The upper respiratory system includes the nose, mouth, sinuses, and throat. Upper respiratory tract infections may be caused by viruses (most common), bacteria, and fungi (rare). Symptoms of upper respiratory infections include:
- Nasal blockage, causing difficulty breathing and mouth breathing
- Noisy breathing or snoring
- Loss of appetite
- Ear pain
Lower respiratory tract infections
The lower respiratory system includes the lungs and bronchi (the airways). Symptoms are more severe than those of upper respiratory infections. Lower respiratory system infections usually require medical attention. They can be caused by bacteria, viruses, and fungi. Symptoms of lower respiratory system infections include:
- Coughing throughout the day and/or night
- Decreased appetite
- Difficulty breathing
- Rapid breathing
- Wheezing (noisy breathing)
- Flaring (widening) of the nostrils
- Use of the neck, chest, and abdominal muscles to breathe (drawing these muscles in while breathing)
Asthma typically does not occur in infants and very young children, but the risk of asthma increases with age.
In young children, coughing may be the only symptom of mild asthma. Wheezing and shortness of breath at night time can occur as asthma worsens. In severe asthma, there may be difficulty breathing and wheezing. Allergies and asthma often occur together.
Other causes of respiratory problems
How to prevent respiratory problems
Breathing problems can’t always be avoided, especially in children. However, the risk of many respiratory infections can be reduced by taking the following steps:
- Keep your child away from cigarette smoke, fumes, and other pollutants.
- Keep your child’s surroundings dust-free.

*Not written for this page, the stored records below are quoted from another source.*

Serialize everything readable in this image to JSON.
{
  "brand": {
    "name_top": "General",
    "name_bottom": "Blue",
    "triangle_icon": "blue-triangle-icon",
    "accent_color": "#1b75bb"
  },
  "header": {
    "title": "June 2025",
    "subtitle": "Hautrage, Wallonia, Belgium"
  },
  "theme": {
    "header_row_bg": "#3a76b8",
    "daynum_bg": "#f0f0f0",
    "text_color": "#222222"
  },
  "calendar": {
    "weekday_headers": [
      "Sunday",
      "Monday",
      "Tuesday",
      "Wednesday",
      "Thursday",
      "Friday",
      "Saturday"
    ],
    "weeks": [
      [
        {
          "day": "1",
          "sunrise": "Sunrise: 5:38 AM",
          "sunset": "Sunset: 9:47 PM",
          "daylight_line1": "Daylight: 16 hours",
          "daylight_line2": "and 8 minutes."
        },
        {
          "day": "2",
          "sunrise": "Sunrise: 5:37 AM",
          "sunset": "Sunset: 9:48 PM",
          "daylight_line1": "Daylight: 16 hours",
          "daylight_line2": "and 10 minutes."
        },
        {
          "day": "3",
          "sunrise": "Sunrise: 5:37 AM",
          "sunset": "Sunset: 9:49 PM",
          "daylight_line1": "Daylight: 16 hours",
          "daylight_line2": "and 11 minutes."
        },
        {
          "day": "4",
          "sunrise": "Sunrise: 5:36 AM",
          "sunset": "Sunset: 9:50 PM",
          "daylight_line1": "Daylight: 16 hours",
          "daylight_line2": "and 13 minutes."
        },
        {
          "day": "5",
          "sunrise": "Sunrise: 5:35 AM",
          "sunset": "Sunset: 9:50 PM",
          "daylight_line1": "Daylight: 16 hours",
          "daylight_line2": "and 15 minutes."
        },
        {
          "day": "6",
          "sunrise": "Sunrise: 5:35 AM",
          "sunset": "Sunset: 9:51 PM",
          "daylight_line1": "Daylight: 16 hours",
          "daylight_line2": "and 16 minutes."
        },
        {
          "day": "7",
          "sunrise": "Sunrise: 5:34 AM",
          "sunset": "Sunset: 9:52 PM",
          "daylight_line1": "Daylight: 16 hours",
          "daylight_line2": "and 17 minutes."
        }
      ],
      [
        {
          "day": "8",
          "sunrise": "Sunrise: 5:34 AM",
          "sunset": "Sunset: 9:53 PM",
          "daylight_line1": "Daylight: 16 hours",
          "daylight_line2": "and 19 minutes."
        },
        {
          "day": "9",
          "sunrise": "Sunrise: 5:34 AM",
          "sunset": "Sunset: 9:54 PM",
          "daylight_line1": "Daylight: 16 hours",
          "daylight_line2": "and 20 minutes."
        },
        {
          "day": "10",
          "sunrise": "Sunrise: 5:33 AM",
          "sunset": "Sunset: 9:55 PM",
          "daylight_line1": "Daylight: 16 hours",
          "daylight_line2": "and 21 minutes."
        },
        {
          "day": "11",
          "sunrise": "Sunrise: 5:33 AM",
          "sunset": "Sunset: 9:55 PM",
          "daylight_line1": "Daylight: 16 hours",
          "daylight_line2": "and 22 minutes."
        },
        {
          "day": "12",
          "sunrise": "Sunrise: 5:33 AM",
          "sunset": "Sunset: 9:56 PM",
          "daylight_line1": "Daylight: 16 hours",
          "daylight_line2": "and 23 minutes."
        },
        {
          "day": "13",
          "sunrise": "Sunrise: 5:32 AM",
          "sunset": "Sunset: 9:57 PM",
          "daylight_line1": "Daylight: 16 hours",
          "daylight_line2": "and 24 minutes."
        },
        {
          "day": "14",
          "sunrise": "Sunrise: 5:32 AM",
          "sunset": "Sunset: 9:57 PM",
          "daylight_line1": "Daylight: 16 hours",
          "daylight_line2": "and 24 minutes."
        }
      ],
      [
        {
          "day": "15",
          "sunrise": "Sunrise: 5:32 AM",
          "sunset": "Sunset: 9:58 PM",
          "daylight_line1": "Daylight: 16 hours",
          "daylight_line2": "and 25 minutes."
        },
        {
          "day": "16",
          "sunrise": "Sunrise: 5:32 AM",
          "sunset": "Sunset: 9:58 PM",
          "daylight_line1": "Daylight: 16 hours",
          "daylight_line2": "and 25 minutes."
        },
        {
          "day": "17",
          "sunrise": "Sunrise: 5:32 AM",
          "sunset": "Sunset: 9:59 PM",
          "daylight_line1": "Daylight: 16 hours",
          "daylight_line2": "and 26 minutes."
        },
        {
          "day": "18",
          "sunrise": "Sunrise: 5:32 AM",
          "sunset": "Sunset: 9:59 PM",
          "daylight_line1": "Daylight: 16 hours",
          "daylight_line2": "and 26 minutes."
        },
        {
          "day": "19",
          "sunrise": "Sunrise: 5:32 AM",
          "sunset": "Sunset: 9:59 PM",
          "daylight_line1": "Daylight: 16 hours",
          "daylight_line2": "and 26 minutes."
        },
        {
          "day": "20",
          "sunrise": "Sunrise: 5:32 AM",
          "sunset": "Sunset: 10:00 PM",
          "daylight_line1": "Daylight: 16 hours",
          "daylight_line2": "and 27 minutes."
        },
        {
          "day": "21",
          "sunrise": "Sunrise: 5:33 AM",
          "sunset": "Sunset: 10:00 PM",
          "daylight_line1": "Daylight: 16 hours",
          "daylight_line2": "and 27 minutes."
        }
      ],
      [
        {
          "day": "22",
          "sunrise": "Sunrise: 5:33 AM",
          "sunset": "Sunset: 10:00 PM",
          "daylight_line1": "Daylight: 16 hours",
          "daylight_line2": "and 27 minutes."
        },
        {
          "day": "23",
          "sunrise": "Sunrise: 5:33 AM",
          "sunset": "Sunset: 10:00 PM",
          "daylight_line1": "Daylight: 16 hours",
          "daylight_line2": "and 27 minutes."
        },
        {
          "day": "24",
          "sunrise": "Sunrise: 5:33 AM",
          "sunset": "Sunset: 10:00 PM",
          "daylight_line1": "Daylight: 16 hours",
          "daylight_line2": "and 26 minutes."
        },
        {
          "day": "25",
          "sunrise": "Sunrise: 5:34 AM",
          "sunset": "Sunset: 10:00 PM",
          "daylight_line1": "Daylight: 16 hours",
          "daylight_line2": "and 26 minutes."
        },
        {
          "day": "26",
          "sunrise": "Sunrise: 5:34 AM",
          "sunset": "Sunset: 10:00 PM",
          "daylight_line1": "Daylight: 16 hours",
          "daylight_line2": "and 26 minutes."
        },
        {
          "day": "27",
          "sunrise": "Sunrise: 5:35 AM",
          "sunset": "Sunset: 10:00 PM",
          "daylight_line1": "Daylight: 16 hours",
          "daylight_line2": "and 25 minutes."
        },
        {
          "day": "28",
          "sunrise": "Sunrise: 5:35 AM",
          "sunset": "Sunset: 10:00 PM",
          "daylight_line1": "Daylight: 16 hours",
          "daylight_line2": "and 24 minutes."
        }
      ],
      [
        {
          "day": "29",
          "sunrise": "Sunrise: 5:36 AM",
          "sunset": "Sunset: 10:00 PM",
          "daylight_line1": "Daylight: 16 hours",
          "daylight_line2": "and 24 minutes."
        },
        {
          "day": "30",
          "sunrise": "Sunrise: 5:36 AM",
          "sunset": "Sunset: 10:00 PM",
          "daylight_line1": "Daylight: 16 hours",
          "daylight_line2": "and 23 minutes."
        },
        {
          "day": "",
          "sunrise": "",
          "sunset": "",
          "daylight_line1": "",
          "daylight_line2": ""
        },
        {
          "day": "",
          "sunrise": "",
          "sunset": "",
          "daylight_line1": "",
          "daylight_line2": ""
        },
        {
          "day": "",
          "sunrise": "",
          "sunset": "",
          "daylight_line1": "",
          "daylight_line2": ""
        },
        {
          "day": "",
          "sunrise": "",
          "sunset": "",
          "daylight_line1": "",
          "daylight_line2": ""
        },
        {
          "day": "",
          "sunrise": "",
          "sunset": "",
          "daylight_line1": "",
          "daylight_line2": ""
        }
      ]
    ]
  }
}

- Be aware that your child may be allergic to essential oils in humidifiers, in-door air fresheners, perfumes, and mold growing in vents.
- Avoid using baby powder or cornstarch on your child because it can irritate their lungs.
- Make sure anyone handling your child practices good hand hygiene to prevent the spread of germs. Maintain your child’s hand hygiene as well.
- Keep your child away from sick children and adults.